The Nymph shares a similar opinion to Adonis, believing love to be an intrusive force, powerful enough to strip away one’s independence. The vast majority of the poem involves the Nymph scientifically and methodically refuting the shepherd’s words, “Times drives the flocks from field to fold… Rivers rage and rocks grow cold.” In the Nymph’s Reply there is a clear focus upon winter imagery, purposely contradicting and countering the connotations of spring, hope and growth found in the shepherd’s response. This is also reflected in “The flowers do fade, and wanton fields/ to wayward reckoning yields.” The physical gifts like gowns, caps and a bed of roses promised by the shepherd “soon break, soon wither, soon forgotten:” the repetition of “soon” further reinforces the fragility of love and how promises of faithfulness, which were once full of joy and gratitude will deteriorate. The decay of natural objects is a metaphor for the fading feelings that humans will inevitably experience. Unlike Venus, who tries to persuade Adonis to have sexual intercourse with her because life is short, beauty will eventually fade and thus one is charged to enjoy and relish their youth. The Nymph sees love as rather pointless, a superficial and trivial feeling which cannot and will not survive the passing of time.
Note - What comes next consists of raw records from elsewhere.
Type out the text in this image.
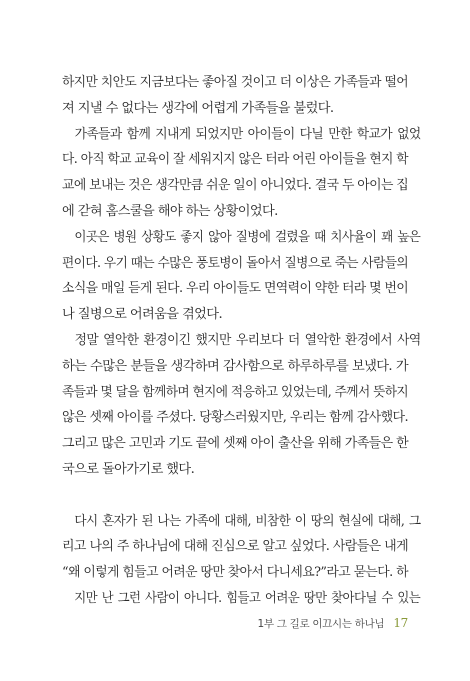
하지만 치안도 지금보다는 좋아질 것이고 더 이상은 가족들과 떨어
져 지낼 수 없다는 생각에 어렵게 가족들을 불렀다.
가족들과 함께 지내게 되었지만 아이들이 다닐 만한 학교가 없었
다. 아직 학교 교육이 잘 세워지지 않은 터라 어린 아이들을 현지 학
교에 보내는 것은 생각만큼 쉬운 일이 아니었다. 결국 두 아이는 집
에 갇혀 홈스쿨을 해야 하는 상황이었다.
이곳은 병원 상황도 좋지 않아 질병에 걸렸을 때 치사율이 꽤 높은
편이다. 우기 때는 수많은 풍토병이 돌아서 질병으로 죽는 사람들의
소식을 매일 듣게 된다. 우리 아이들도 면역력이 약한 터라 몇 번이
나 질병으로 어려움을 겪었다.
정말 열악한 환경이긴 했지만 우리보다 더 열악한 환경에서 사역
하는 수많은 분들을 생각하며 감사함으로 하루하루를 보냈다. 가
족들과 몇 달을 함께하며 현지에 적응하고 있었는데, 주께서 뜻하지
않은 셋째 아이를 주셨다. 당황스러웠지만, 우리는 함께 감사했다.
그리고 많은 고민과 기도 끝에 셋째 아이 출산을 위해 가족들은 한
국으로 돌아가기로 했다.
다시 혼자가 된 나는 가족에 대해, 비참한 이 땅의 현실에 대해, 그
리고 나의 주 하나님에 대해 진심으로 알고 싶었다. 사람들은 내게
“왜 이렇게 힘들고 어려운 땅만 찾아서 다니세요?”라고 묻는다. 하
지만 난 그런 사람이 아니다. 힘들고 어려운 땅만 찾아다닐 수 있는
1부 그 길로 이끄시는 하나님 17
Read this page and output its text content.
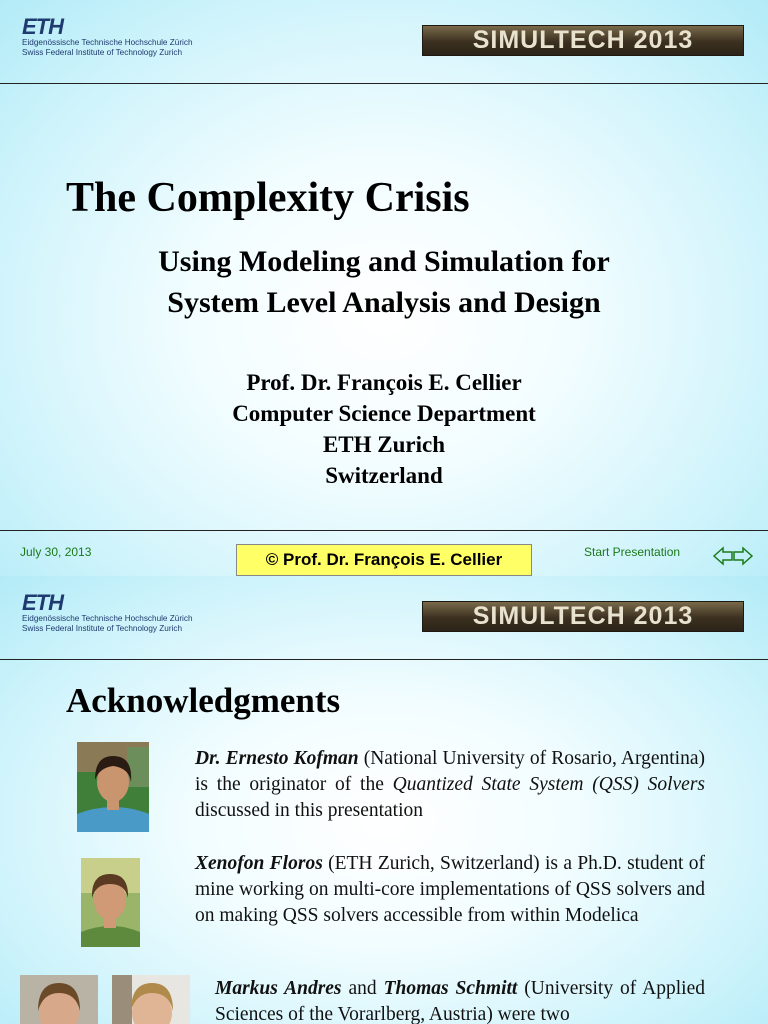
ETH
Eidgenössische Technische Hochschule Zürich
Swiss Federal Institute of Technology Zurich	SIMULTECH 2013
The Complexity Crisis
Using Modeling and Simulation for
System Level Analysis and Design
Prof. Dr. François E. Cellier
Computer Science Department
ETH Zurich
Switzerland
July 30, 2013	© Prof. Dr. François E. Cellier	Start Presentation
ETH
Eidgenössische Technische Hochschule Zürich
Swiss Federal Institute of Technology Zurich	SIMULTECH 2013
Acknowledgments
Dr. Ernesto Kofman (National University of Rosario, Argentina) is the originator of the Quantized State System (QSS) Solvers discussed in this presentation
Xenofon Floros (ETH Zurich, Switzerland) is a Ph.D. student of mine working on multi-core implementations of QSS solvers and on making QSS solvers accessible from within Modelica
Markus Andres and Thomas Schmitt (University of Applied Sciences of the Vorarlberg, Austria) were two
The Nymph stands as the traditional symbol of the Petrarchan mistress, being virtuous and beautiful in one sense but cruel and unempathetic on the other hand. But in Venus and Adonis, this role which is typically reserved for the female is filled by Adonis, highlighting how love and passion respects no boundaries like gender, age or culture. The uncontrollable desires and consequences are shown to bringing out the animal savagery within people, transforming the noble goddess into a fierce and violent eagle. Unsatisfied with Adonis, Shakespeare gives us a gorgy description of Venus’ pursuit “Tires with her beak in feathers, flesh and bone… devouring all in haste… till gorge be stuffed or prey be gone.” The morphing of characters are poetic techniques trying to capture the selfish and destructive capabilities of unchecked lust or passion. These emotions have the ability to transform a human being into whatever it wills, where that is an animal, a flower or be the catalyst for an incestuous and borderline paedophilic relationship.
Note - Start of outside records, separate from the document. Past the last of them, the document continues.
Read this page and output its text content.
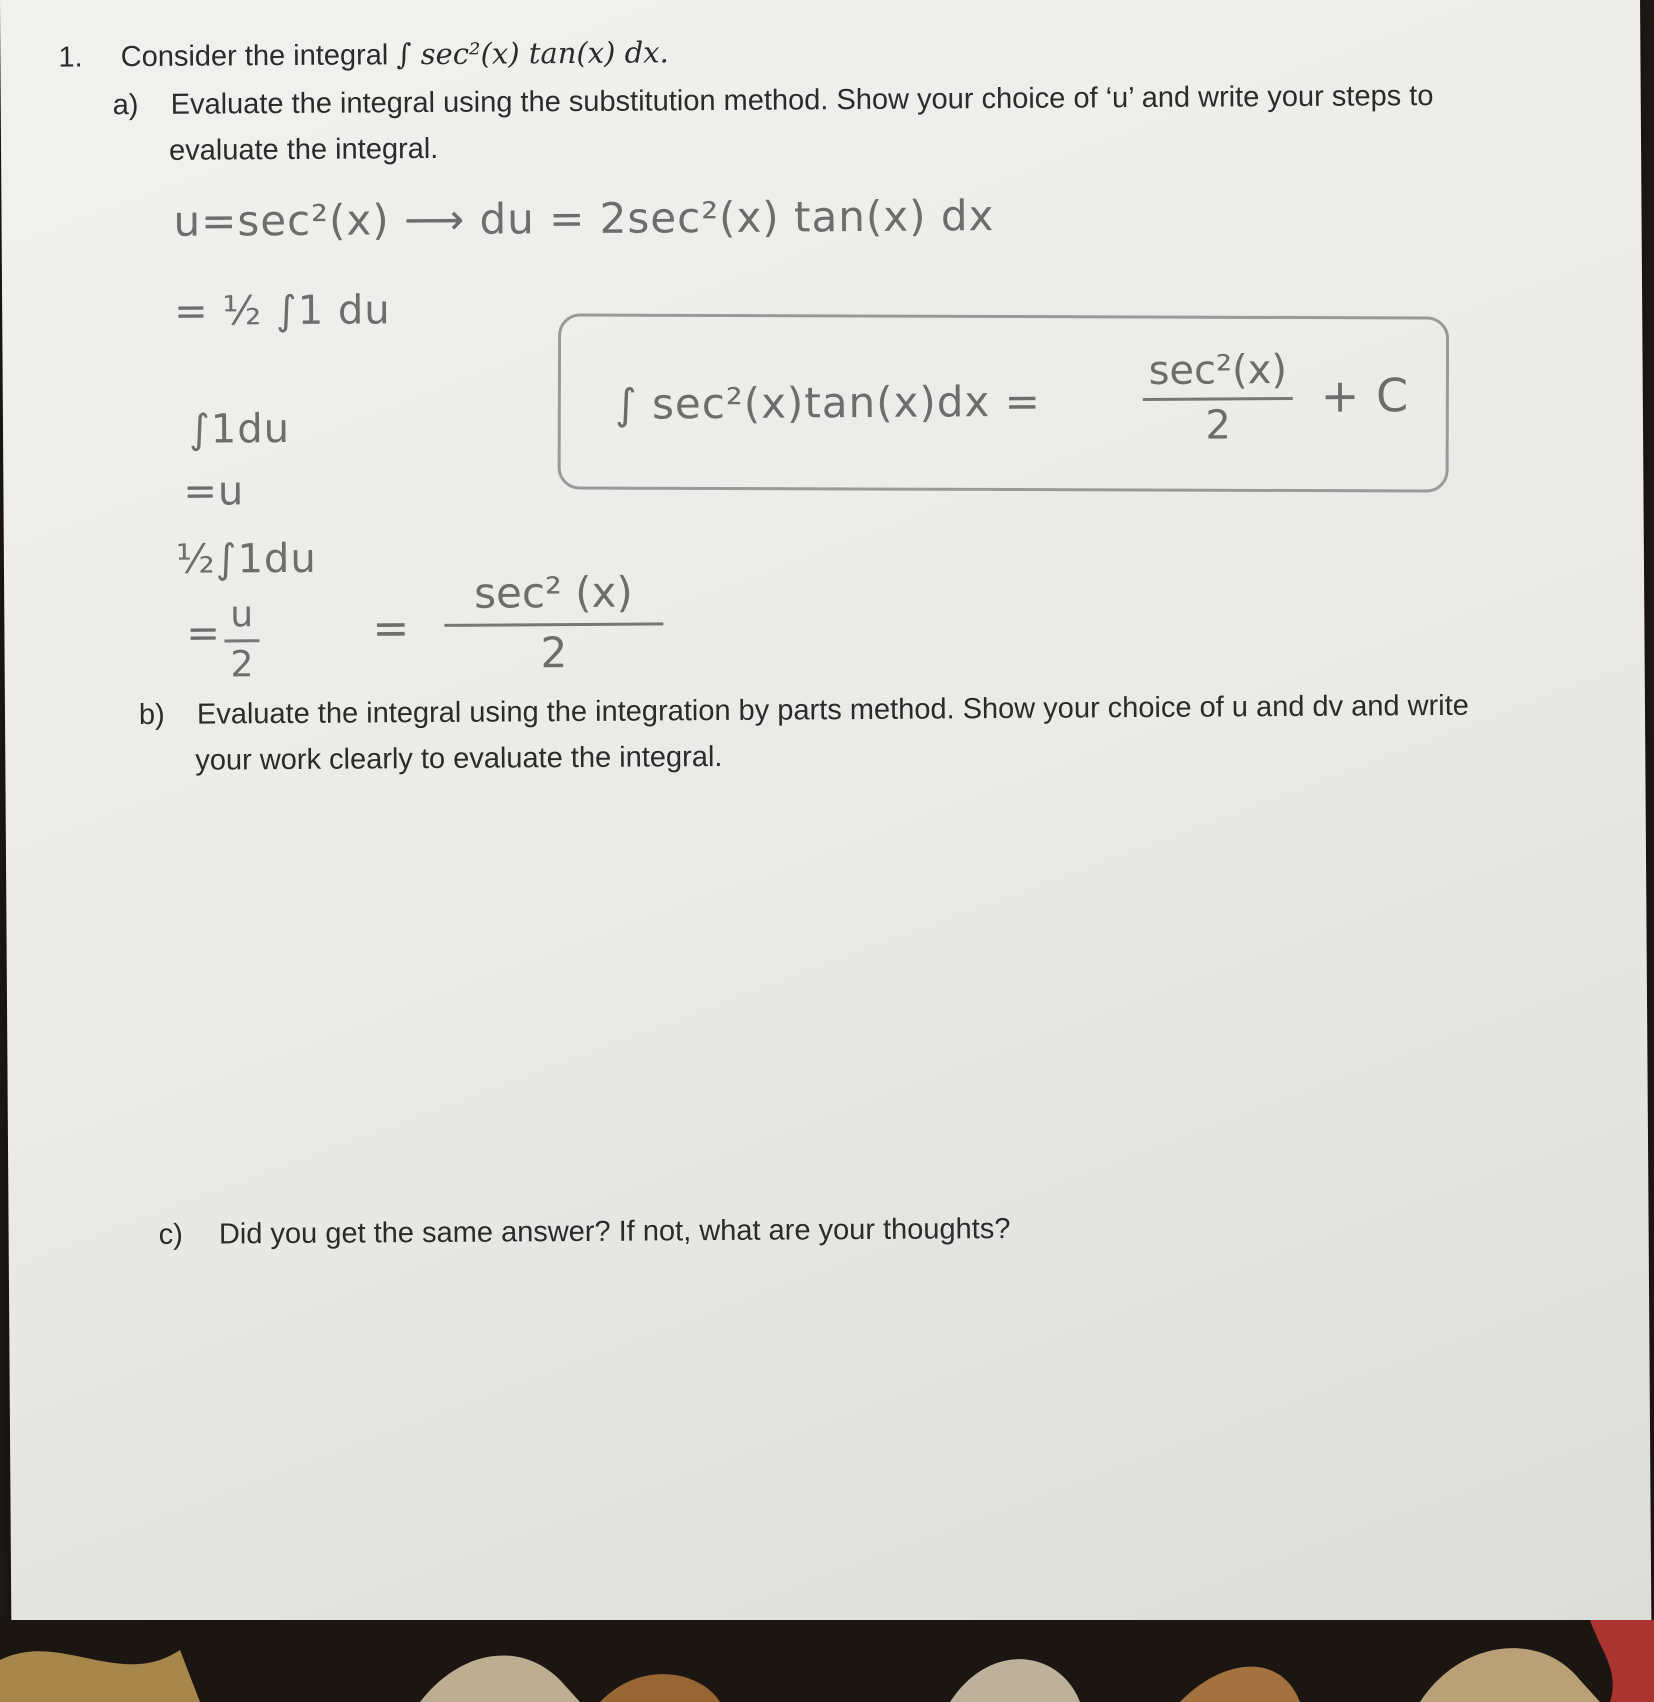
1. Consider the integral ∫ sec²(x) tan(x) dx.
a) Evaluate the integral using the substitution method. Show your choice of ‘u’ and write your steps to
evaluate the integral.
u=sec²(x) ⟶ du = 2sec²(x) tan(x) dx
= ½ ∫1 du
∫1du
=u
½∫1du
= $\frac{u}{2}$	=
sec² (x)
2
∫ sec²(x)tan(x)dx =
sec²(x)
2
+ C
b) Evaluate the integral using the integration by parts method. Show your choice of u and dv and write
your work clearly to evaluate the integral.
c) Did you get the same answer? If not, what are your thoughts?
It is through these animal metaphors that, Shakespeare’s presentation of love starts to match the Nymph’s Reply, “Now quick desire hath caught the yielding prey… I’ll be a park and thou shalt be my deer.” By degrading Adonis to a prey and a deer, the possessive and selfish motivators in love are revealed; Venus’ words are inspired by lust, which is inseparable from love or passion. The extended metaphor of Venus’ body as a park and Adonis as a small, insignificant animal trapped within, further reinforces the one sided nature of love, the negative qualities which the Nymph spoke off. The crippling repercussions are so strong that even the god of love and fertility has fallen victim to her own domain, as Shakespeare paradoxically writes “She’s love, she loves, yet she is not loved.”
There are many similarities and differences between the two texts, as they both try to explore the diverse topic of love from various perspectives. Venus and Adonis focuses upon the push and pull of two people. Whilst it stresses the controlling and damaging aspects of love, if Adonis embraced love, he would have been ultimately saved. The Nymph’s Reply on the other hand aims to purely point out the unreliable nature of love as it attempts to cover up lustful intentions, the Nymph’s responses pushes the belief that love is superficial in a superficial world.